AT: It was a tough call. I think it
could have been left open, but closing the door (in the traditionally grim Warhammer way) felt more satisfying. And besides, we
know it has to happen. We’ve seen it in the prophecy. And apparently her falling to Chaos is part of a chain of events that leads to… eventual good things, from the perspective of the Slann. So Perlo’s fall is a sort of poison chalice for Chaos, perhaps.
GH: Finally, what would you want readers to notice about the craft of Starseer’s Ruin that they might miss on a first read—whether it’s foreshadowing, structural choices, or subtle character beats?
AT: Honestly there is a basic conceit very deeply buried in the story, which is “How the Slann Solve Small Problems.” In this case, Irixi’s master has basically forgotten a small note he previously made, and to him the absolute simplest way to get past this little bout of bad memory is what leads to all the utter madness and colossal magical ritual of the back end of the book. I was just having an enormous amount of fun with the idea of creatures whose minds were so big and spread out that just doing anything in a simple, straightforward manner would never occur to them.

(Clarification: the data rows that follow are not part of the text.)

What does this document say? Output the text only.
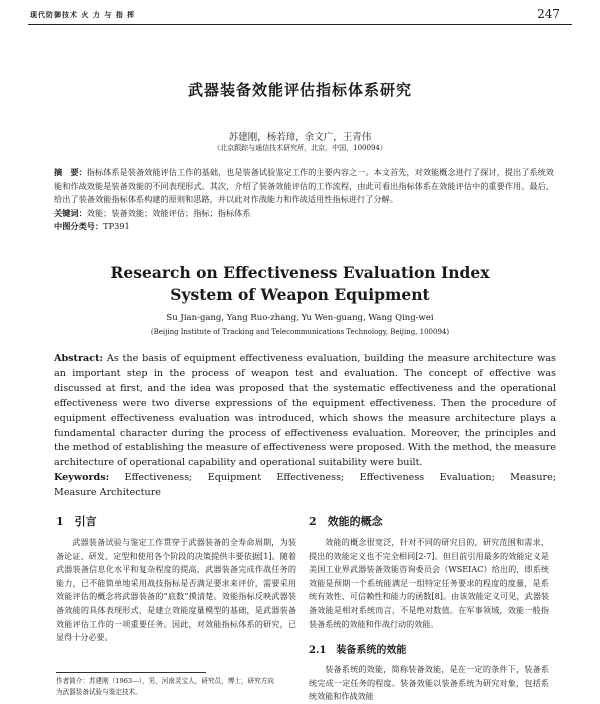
现代防御技术 火 力 与 指 挥	247
武器装备效能评估指标体系研究
苏建刚，杨若璋，余文广，王青伟
（北京跟踪与通信技术研究所，北京，中国，100094）
摘　要：指标体系是装备效能评估工作的基础，也是装备试验鉴定工作的主要内容之一。本文首先，对效能概念进行了探讨，提出了系统效能和作战效能是装备效能的不同表现形式。其次，介绍了装备效能评估的工作流程，由此可看出指标体系在效能评估中的重要作用。最后，给出了装备效能指标体系构建的原则和思路，并以此对作战能力和作战适用性指标进行了分解。
关键词：效能；装备效能；效能评估；指标；指标体系
中图分类号：TP391
Research on Effectiveness Evaluation Index
System of Weapon Equipment
Su Jian-gang, Yang Ruo-zhang, Yu Wen-guang, Wang Qing-wei
(Beijing Institute of Tracking and Telecommunications Technology, Beijing, 100094)
Abstract: As the basis of equipment effectiveness evaluation, building the measure architecture was an important step in the process of weapon test and evaluation. The concept of effective was discussed at first, and the idea was proposed that the systematic effectiveness and the operational effectiveness were two diverse expressions of the equipment effectiveness. Then the procedure of equipment effectiveness evaluation was introduced, which shows the measure architecture plays a fundamental character during the process of effectiveness evaluation. Moreover, the principles and the method of establishing the measure of effectiveness were proposed. With the method, the measure architecture of operational capability and operational suitability were built.
Keywords: Effectiveness; Equipment Effectiveness; Effectiveness Evaluation; Measure;
Measure Architecture
1　引言

武器装备试验与鉴定工作贯穿于武器装备的全寿命周期，为装备论证、研发、定型和使用各个阶段的决策提供丰要依据[1]。随着武器装备信息化水平和复杂程度的提高，武器装备完成作战任务的能力，已不能简单地采用战技指标是否满足要求来评价，需要采用效能评估的概念将武器装备的“底数”摸清楚。效能指标反映武器装备效能的具体表现形式，是建立效能度量模型的基础，是武器装备效能评估工作的一项重要任务。因此，对效能指标体系的研究，已显得十分必要。

作者简介：苏建刚（1963—），男，河南灵宝人，研究员，博士，研究方向
为武器装备试验与鉴定技术。
2　效能的概念

效能的概念很宽泛，针对不同的研究目的，研究范围和需求，提出的效能定义也不完全相同[2-7]。但目前引用最多的效能定义是美国工业界武器装备效能咨询委员会（WSEIAC）给出的，即系统效能是预期一个系统能满足一组特定任务要求的程度的度量，是系统有效性、可信赖性和能力的函数[8]。由该效能定义可见，武器装备效能是相对系统而言，不是绝对数值。在军事领域，效能一般指装备系统的效能和作战行动的效能。

2.1　装备系统的效能

装备系统的效能，简称装备效能，是在一定的条件下，装备系统完成一定任务的程度。装备效能以装备系统为研究对象，包括系统效能和作战效能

Image credit: Games Workshop
Many thanks again to Adrian Tchaikovsky for taking the time (over the holidays, no less!) to connect with us about
Starseer's Ruin. It's always fascinating to see the author's thoughts around the crafting of a book, and while we sadly didn't get a Special or Limited Edition of this one, we can always hope for the next!
Footnotes
- Yes, I'm old.
- I chewed this bone enough in a recent Black Library Weekly column, so I'm not gonna go into it here as much.
- The sharp-eyed reader will note that in a previous question, Tchaikovsky refers to Irixi as "she." Whether that's a tell as to what gender Irixi was before the de-gendering he mentions here, or a simple typo is a question we'll leave for Freud to answer.
- Since I already warned about spoilers, I'll note that he's talking about Vael, the Stormcast Eternal. The segments in this book about Vael and his desperate efforts to cling to the last shred of his memory of himself is one of the book's most poignant arcs.